The Hon. A. BRESSINGTON (14:55): I would like to clarify this because I think the minister misunderstood my supplementary question. I am not asking about limiting the number of fly-ins: I am asking about limiting the number of actual independent medical examinations that an injured worker is required to undergo now. Can we put a cap on it? Does the minister think that perhaps 50 independent medical assessments is a bit too many?

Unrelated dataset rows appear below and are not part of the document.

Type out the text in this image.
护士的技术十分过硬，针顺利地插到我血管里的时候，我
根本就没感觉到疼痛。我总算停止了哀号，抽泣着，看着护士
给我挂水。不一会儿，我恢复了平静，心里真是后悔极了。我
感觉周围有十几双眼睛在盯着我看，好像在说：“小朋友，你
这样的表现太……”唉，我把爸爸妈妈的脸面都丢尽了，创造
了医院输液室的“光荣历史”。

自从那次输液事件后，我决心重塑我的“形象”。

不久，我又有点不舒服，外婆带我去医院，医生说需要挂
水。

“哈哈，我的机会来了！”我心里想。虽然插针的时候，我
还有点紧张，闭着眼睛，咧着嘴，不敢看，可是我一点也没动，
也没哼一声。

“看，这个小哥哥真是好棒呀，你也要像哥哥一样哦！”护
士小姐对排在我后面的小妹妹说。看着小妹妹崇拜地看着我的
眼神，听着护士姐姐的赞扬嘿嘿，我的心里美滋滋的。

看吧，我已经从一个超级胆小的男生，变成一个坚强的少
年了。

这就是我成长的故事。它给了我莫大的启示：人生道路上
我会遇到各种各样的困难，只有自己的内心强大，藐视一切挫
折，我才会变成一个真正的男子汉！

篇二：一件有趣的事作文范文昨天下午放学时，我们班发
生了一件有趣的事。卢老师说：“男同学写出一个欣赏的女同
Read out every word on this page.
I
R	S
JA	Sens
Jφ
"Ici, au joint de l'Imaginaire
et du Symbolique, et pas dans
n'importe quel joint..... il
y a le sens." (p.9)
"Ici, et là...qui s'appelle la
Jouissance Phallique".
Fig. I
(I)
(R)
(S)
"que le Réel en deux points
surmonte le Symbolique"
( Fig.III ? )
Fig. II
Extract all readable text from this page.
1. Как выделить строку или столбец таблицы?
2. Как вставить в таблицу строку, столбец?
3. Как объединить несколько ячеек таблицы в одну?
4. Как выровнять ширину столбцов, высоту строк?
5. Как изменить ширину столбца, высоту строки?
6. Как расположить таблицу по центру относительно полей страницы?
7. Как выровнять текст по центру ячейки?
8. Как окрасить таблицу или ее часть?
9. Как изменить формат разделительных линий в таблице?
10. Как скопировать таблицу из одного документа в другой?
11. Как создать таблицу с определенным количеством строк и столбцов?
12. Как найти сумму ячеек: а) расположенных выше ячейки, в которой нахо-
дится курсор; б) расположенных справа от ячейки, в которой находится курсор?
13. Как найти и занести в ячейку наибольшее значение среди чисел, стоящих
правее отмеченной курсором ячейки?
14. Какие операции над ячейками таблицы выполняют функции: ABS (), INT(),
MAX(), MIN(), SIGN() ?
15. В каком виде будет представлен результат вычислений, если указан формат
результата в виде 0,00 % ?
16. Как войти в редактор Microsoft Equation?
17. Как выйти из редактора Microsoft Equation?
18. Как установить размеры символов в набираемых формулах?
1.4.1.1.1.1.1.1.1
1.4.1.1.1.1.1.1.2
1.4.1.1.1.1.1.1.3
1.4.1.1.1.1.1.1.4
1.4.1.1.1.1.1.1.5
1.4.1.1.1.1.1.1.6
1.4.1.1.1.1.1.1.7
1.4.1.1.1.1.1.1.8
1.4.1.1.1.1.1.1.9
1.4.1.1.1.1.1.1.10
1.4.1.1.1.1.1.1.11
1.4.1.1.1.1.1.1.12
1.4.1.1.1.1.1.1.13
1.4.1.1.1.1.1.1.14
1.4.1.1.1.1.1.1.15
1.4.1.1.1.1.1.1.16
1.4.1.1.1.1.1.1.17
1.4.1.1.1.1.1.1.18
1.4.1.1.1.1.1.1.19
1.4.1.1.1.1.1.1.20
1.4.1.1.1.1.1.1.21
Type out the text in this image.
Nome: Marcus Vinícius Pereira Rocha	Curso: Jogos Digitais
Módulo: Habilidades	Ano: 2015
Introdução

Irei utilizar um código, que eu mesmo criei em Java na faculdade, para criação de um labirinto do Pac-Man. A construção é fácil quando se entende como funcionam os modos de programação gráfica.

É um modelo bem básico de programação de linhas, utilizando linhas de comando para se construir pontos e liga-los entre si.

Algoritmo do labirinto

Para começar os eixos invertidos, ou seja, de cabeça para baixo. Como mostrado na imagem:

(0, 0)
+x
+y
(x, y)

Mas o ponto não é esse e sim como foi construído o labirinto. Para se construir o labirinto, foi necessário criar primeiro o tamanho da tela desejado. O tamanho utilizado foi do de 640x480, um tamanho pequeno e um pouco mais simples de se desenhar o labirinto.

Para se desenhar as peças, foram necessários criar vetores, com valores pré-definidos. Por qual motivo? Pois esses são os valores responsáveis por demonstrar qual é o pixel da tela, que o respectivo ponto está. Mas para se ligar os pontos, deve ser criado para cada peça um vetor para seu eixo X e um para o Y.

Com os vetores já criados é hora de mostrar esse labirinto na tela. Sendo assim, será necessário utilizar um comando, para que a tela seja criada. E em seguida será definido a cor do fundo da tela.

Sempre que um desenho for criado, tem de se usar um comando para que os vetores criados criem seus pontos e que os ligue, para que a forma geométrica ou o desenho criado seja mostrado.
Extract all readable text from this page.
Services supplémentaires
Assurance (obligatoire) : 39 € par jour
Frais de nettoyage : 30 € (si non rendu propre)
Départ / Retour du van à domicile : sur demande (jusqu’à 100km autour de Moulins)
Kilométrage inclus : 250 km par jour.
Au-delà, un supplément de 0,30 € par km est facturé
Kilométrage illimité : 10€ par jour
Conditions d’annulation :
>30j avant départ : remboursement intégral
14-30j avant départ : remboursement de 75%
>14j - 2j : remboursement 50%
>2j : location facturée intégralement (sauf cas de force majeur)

The Hon. P. HOLLOWAY (Minister for Mineral Resources Development, Minister for Urban Development and Planning, Minister for Industrial Relations, Minister Assisting the Premier in Public Sector Management) (14:56): Of course that would be the case. One would hope that if the medical panels are functioning correctly—and certainly the advice I have received suggests that they have been making a big difference—then, in relation to the assessment processes of WorkCover, one would think that, apart from a case progressing over a period of time, in most cases one such examination would be desirable.
Unless there is an ongoing issue that needs future reference, it is hard to believe that the number of examinations that the honourable member is talking about is desirable. If there is any evidence that that is continuing then I would be concerned about it, and I would hope that WorkCover would be concerned as well.
May I take this opportunity to say that a new chief executive of WorkCover, Mr Rob Thompson, has been appointed in the last week or so. He is a former acting head of WorkCover in New South Wales, and he is a person with great experience in this field. As he becomes familiar with the operations in South Australia, one would expect that he will take action to ensure not only that the treatment of injured workers is reduced, in terms of over-examination, but that the scheme is efficient. Repeated medical examinations, if they do occur, are not in anyone’s interest—neither for the economic cost of the scheme nor for the wellbeing of workers—so, obviously, we would like to see them reduced, and I am sure that will be the objective of the changes that are made.